The purpose of this study was to determine if proteinase activated receptor 2 (PAR2) plays a role in the development of age-related obesity and insulin resistance. Body composition and insulin action were assessed in 18-month old male PAR2 knockout (PAR2-KO) mice, age-matched male C57BL6 mice (AG), and young male C57BL6 mice (YG, 6 months old). Body composition was assessed by magnetic resonance spectroscopy (Bruker LF50 BCA Mini-Spec) and insulin action was assessed by glucose tolerance (GT), insulin tolerance (IT) and AICAR tolerance (AT) testing. Body mass was significantly higher in PAR2-KO and AG mice when compared to YG mice (P ≤.0001). Surprisingly, PAR2-KO mice weighed significantly more than AG mice (P=.042). Similar to body mass, epididymal white adipose tissue (EWAT) mass was significantly higher in PAR2-KO and AG mice when compared to YG mice (P ≤.0001). No significant differences in EWAT mass existed between PAR2-KO and AG mice (P=.95). Body composition analysis revealed that PAR2-KO and AG mice had significantly greater fat mass and higher body fat percentage than YG mice.
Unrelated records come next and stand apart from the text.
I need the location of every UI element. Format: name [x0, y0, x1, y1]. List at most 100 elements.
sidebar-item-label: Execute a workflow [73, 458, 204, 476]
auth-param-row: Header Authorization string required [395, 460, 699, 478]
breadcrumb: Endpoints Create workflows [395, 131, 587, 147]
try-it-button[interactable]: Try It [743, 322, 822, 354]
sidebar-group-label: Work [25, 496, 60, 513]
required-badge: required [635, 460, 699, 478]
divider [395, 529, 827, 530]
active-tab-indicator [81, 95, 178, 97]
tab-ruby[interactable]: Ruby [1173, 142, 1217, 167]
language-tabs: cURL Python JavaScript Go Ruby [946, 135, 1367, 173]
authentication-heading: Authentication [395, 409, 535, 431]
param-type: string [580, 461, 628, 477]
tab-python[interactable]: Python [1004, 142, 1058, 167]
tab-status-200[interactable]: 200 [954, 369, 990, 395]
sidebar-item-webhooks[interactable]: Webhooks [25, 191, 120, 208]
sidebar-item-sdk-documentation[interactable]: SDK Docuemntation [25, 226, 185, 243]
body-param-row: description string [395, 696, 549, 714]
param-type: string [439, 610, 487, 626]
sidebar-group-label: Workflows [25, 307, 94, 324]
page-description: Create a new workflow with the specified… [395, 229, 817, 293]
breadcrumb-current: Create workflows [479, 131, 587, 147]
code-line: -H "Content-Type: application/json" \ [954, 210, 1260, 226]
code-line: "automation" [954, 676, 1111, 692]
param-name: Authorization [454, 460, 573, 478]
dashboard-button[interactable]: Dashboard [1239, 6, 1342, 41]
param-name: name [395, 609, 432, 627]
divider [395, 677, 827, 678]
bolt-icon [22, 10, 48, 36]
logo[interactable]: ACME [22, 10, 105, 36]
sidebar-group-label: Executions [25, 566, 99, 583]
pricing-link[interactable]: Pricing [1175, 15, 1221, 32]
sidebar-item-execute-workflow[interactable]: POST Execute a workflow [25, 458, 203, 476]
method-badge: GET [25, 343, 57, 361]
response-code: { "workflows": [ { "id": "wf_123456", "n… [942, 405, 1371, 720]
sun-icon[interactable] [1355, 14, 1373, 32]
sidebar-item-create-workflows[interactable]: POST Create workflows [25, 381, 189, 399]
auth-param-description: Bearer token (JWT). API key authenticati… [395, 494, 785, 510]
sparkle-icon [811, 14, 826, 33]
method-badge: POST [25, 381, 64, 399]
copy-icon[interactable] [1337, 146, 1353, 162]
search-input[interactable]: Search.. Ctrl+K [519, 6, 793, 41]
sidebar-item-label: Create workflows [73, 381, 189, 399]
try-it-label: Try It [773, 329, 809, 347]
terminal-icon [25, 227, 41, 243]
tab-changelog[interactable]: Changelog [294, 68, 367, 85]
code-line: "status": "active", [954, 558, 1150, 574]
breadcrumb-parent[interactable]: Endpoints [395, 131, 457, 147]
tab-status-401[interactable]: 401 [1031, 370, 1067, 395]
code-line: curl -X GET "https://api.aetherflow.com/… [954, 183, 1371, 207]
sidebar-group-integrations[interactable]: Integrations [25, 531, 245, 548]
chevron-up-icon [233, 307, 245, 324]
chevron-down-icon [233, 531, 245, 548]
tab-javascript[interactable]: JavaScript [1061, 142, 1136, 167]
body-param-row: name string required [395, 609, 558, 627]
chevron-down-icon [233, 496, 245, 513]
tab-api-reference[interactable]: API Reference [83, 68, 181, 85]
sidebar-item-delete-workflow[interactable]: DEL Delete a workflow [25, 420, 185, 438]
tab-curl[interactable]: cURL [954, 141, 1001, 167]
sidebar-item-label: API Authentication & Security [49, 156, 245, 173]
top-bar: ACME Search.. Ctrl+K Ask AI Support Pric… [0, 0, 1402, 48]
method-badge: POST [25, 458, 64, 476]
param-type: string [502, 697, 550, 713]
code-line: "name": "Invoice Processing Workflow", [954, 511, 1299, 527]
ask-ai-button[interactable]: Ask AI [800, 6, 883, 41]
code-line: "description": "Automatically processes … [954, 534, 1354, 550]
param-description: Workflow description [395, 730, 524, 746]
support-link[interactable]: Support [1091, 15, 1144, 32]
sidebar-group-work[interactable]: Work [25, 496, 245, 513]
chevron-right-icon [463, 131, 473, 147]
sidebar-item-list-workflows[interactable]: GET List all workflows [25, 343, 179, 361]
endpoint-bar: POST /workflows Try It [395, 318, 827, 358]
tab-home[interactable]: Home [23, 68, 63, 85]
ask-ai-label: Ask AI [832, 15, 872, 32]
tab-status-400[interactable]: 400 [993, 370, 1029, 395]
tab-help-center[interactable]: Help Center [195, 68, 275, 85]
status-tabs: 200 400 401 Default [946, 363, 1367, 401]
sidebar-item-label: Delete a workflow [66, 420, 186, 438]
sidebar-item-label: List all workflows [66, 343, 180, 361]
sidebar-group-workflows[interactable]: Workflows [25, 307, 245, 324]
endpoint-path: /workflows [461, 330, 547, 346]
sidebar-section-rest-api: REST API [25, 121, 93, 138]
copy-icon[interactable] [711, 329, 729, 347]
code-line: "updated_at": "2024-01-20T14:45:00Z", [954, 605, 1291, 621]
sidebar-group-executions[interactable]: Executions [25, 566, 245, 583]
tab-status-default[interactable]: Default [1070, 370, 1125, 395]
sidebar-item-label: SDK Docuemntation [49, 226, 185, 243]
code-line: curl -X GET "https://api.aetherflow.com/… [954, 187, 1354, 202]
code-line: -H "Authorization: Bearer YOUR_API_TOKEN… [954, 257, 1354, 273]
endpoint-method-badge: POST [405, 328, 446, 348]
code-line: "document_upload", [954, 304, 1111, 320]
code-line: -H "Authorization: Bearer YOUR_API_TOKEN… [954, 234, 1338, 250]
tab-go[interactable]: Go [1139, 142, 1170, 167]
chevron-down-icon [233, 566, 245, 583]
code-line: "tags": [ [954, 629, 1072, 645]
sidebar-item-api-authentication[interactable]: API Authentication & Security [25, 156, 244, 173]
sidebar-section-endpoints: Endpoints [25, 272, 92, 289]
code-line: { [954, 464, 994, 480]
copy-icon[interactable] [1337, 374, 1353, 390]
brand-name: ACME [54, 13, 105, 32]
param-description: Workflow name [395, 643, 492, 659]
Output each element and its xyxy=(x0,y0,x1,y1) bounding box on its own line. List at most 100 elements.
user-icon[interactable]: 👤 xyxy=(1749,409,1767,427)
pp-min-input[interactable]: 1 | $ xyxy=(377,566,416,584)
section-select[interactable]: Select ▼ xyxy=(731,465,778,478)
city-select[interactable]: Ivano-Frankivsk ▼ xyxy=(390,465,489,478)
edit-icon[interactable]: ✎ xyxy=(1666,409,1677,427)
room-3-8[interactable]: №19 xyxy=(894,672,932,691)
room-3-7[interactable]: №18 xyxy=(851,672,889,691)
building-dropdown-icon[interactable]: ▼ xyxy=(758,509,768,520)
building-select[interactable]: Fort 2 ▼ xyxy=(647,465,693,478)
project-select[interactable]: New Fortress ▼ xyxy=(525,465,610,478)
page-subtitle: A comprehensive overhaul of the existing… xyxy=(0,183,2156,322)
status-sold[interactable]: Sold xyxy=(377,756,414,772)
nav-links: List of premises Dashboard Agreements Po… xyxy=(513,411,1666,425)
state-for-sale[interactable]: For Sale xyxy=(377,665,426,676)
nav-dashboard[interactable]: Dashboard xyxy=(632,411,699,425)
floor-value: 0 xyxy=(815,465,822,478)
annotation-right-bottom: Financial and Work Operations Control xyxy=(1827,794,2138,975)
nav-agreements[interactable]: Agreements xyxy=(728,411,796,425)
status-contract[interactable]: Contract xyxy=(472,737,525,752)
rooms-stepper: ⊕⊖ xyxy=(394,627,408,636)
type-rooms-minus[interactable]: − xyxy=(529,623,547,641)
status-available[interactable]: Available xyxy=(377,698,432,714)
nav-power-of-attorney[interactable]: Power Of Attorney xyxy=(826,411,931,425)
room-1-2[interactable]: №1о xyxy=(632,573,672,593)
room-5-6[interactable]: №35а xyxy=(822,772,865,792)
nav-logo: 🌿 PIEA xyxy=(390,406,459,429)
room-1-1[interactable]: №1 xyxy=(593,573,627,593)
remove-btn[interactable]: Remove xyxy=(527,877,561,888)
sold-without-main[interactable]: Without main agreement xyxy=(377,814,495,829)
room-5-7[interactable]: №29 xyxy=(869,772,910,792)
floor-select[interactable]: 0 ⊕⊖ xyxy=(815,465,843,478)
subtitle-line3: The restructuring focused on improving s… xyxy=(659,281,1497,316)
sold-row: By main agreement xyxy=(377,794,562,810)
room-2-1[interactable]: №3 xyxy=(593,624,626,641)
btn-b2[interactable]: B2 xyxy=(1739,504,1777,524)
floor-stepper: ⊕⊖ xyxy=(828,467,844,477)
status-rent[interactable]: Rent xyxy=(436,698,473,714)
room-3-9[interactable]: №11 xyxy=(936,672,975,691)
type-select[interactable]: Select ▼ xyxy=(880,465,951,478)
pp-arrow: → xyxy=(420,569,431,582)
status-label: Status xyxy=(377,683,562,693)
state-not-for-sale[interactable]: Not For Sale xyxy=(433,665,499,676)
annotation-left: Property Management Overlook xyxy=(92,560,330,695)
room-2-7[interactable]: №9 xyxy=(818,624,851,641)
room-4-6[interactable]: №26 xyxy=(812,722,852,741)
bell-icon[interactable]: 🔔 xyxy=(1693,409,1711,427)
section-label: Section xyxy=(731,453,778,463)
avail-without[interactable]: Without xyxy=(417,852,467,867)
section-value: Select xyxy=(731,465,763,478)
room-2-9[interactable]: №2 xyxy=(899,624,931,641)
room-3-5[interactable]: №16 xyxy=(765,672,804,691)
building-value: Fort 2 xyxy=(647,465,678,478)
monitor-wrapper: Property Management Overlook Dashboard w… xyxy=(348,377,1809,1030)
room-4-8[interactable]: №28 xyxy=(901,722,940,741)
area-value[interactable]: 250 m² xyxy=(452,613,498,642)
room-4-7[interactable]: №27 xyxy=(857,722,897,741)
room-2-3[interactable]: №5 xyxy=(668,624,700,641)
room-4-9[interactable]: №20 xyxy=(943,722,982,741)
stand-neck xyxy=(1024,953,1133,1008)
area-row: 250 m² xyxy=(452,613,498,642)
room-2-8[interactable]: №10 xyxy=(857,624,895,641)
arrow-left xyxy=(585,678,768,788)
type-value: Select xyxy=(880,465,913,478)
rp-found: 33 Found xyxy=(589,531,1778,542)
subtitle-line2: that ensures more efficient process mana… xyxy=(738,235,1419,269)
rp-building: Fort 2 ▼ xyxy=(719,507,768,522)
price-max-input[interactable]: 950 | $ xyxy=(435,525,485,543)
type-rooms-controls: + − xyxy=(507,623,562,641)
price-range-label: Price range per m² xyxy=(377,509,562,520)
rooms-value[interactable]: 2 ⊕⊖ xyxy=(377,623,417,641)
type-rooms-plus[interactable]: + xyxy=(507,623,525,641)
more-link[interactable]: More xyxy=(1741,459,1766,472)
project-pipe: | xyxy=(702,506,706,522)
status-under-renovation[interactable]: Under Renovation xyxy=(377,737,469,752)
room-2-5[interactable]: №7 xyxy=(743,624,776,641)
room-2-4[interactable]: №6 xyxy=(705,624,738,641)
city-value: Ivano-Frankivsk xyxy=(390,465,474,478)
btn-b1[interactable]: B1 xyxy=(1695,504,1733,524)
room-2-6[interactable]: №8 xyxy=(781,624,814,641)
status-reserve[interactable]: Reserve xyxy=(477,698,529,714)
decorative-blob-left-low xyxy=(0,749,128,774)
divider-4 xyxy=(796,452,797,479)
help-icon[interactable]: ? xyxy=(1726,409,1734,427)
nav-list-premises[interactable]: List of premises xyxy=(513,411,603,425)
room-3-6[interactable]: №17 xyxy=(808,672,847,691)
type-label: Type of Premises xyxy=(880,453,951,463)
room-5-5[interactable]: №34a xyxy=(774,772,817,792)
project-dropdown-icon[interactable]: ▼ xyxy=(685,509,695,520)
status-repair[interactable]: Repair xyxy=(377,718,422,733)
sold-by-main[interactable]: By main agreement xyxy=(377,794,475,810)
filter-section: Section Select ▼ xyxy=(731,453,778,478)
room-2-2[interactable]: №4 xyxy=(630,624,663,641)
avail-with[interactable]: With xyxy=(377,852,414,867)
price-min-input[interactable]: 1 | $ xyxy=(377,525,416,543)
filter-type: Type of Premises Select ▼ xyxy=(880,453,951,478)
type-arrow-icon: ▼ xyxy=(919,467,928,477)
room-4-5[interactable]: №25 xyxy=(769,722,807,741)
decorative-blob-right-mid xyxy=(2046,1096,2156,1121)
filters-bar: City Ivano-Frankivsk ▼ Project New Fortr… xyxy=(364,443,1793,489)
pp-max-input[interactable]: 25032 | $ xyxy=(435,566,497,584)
Further, fat mass was significantly greater in PAR2-KO mice compared to AG mice (P=.045); however, only a trend for differences in body fat percentage was observed between PAR2-KO and AG mice (P=.09). No differences existed in lean body mass among the PAR2-KO, AG, and YG mice (P=.58). With regards to insulin action, area under the curve (AUC) for GT was significantly lower in PAR2-KO compared to AG mice (P =.0003) and YG mice (P=.001); however, no differences existed for the AUC for IT or AT indicating that PAR2-KO mice have greater insulin secretion rather than enhanced insulin sensitivity. In summary, age-related obesity does not appear to be dependent on PAR2 expression; in fact, an absence of PAR2 may increase adiposity with advancing age.